Justizminister Maas erhält Morddrohungen

Bundesjustizminister Heiko Maas (SPD) will sich von Hassattacken aus der rechten Szene in seiner Arbeit nicht beeinflussen lassen. «Vieles, was da kommt, ist einfach so ekelhaft, das kann ich persönlich gar nicht ernst nehmen. Es berührt mich nicht mehr», sagte Maas der «Bild am Sonntag».

Justizminister Maas erhält Morddrohungen
Bernd von Jutrczenka Justizminister Maas erhält Morddrohungen

In seinen 20 Jahren in der Politik habe er noch nie «so viel Rohheit wie heute» erlebt: «Das, was geschrieben und geschickt wird, ist unterirdisch und voller Hass.»

Der Justizminister erhält nach eigener Aussage «Morddrohungen mit Ort, Datum, Uhrzeit». Einige Attacken gingen über Zuschriften hinaus: «Jemand hat eine Neun-Millimeter-Patrone in den Briefkasten meiner Privatwohnung geworfen.»

Die Angreifer kommen laut Maas aus der rechten Szene: «Vor allem Pegida, AfD, NPD und was es sonst noch in der rechten Ecke gibt. Das ist der Teil der Gesellschaft, der sich auch sonst in Fremdenfeindlichkeit und Rassismus ergießt.» Die AfD hält Maas dabei nicht für eine Gefahr für Deutschland. «Unsere Demokratie ist stark genug, um auch Rechtspopulisten auszuhalten.»

Auch Grünen-Chef Cem Özdemir tauscht sich einem Medienbericht zufolge mit den zuständigen Behörden über Sicherheitsmaßnahmen aus. Özdemirs Büroleiter Marc Berthold sagte der «Welt am Sonntag», man sei «mit dem BKA in Abstimmung». Er fügte an: «Schmähungen und Beleidigungen sind wir durchaus gewohnt, aber so eine hohe Zahl von Todesdrohungen haben wir noch nie erlebt.»

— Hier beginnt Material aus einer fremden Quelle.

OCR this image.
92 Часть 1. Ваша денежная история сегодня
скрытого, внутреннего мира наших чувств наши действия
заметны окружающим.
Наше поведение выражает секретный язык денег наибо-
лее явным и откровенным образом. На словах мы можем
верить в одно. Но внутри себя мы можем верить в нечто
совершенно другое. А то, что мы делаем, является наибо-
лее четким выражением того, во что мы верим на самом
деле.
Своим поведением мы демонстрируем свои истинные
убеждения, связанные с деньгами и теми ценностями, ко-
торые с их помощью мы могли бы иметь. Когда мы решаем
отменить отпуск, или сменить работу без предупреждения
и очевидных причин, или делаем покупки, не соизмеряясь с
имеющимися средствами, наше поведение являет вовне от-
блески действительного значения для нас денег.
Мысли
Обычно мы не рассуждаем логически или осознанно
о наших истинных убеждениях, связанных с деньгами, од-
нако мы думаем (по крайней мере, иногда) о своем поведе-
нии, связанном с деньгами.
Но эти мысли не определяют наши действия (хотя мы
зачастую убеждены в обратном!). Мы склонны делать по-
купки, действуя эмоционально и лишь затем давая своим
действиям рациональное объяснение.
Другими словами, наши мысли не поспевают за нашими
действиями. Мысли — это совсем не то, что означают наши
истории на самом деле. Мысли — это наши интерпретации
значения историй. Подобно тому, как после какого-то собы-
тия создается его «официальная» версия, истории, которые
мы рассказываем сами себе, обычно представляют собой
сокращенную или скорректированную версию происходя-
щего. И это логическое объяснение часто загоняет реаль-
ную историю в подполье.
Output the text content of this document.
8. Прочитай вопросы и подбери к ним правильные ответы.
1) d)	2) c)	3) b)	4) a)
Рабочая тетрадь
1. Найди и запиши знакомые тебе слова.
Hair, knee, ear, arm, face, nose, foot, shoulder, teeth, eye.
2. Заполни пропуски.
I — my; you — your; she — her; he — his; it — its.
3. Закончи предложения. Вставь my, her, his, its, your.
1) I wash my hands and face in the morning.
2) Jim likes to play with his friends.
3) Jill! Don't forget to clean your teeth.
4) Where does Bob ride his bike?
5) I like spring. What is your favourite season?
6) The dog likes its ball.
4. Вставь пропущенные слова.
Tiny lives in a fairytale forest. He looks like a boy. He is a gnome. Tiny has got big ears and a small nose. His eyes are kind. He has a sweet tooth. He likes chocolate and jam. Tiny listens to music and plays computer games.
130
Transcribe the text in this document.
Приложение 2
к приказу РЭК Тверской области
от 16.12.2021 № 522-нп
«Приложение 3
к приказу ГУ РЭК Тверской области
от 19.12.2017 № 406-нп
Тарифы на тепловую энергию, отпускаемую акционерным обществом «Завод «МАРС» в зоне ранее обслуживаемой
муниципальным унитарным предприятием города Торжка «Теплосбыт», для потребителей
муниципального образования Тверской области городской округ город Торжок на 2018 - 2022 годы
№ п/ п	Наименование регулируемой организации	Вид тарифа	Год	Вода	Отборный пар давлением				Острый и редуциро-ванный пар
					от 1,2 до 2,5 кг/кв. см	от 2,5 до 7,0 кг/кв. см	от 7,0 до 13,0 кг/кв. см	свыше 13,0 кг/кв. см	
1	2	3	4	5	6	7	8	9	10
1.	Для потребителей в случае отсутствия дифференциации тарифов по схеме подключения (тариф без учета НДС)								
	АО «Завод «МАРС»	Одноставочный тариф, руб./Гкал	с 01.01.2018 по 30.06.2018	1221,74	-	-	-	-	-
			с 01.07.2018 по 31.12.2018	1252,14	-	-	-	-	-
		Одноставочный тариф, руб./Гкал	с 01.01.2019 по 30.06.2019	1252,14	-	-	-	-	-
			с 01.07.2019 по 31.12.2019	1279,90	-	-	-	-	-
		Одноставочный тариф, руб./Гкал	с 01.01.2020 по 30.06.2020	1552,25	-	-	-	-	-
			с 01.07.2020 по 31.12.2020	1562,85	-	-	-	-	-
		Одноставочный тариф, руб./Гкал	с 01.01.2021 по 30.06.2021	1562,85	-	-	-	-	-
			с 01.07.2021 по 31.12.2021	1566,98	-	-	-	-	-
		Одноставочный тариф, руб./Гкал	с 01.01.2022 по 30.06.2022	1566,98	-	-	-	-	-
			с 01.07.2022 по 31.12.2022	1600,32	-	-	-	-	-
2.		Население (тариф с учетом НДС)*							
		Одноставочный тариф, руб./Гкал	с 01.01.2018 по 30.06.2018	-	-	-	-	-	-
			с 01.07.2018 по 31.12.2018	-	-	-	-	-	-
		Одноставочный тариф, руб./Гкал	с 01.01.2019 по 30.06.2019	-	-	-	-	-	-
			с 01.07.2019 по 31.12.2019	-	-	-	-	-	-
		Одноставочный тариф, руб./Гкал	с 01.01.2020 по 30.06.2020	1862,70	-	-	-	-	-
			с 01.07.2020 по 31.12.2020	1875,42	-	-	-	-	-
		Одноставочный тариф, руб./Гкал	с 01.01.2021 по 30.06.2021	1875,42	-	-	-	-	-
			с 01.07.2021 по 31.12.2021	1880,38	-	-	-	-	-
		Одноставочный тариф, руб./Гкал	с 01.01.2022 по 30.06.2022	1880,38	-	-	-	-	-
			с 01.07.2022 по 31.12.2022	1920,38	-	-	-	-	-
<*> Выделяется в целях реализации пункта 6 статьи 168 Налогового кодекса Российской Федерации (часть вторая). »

Der «Welt am Sonntag» zufolge hat die Berliner Polizei seit Donnerstag ihre Präsenz in der Umgebung von Özdemirs Wohnung erhöht. «Es gibt leider auch eine türkische Pegida», sagte der Politiker der Zeitung zur Notwendigkeit der Schutzmaßnahmen. «Rechtsradikalismus ist kein deutsches Privileg. Das gibt es leider auch in der Türkei und unter Deutschtürken.»

Özdemir, der türkische Vorfahren hat, hatte sich wiederholt kritisch zum Kurs der Türkei unter Präsident Recep Tayyip Erdogan geäußert. Er war einer der Initiatoren der am Donnerstag vom Bundestag beschlossenen Resolution, in der die Massentötung und Deportationen von Armeniern im Osmanischen Reich 1915 als Völkermord eingestuft werden. Die Türkei bedauert das, lehnt die Einstufung als Völkermord aber strikt ab. Der Resolutionsbeschluss wurde in dem Land heftig kritisiert.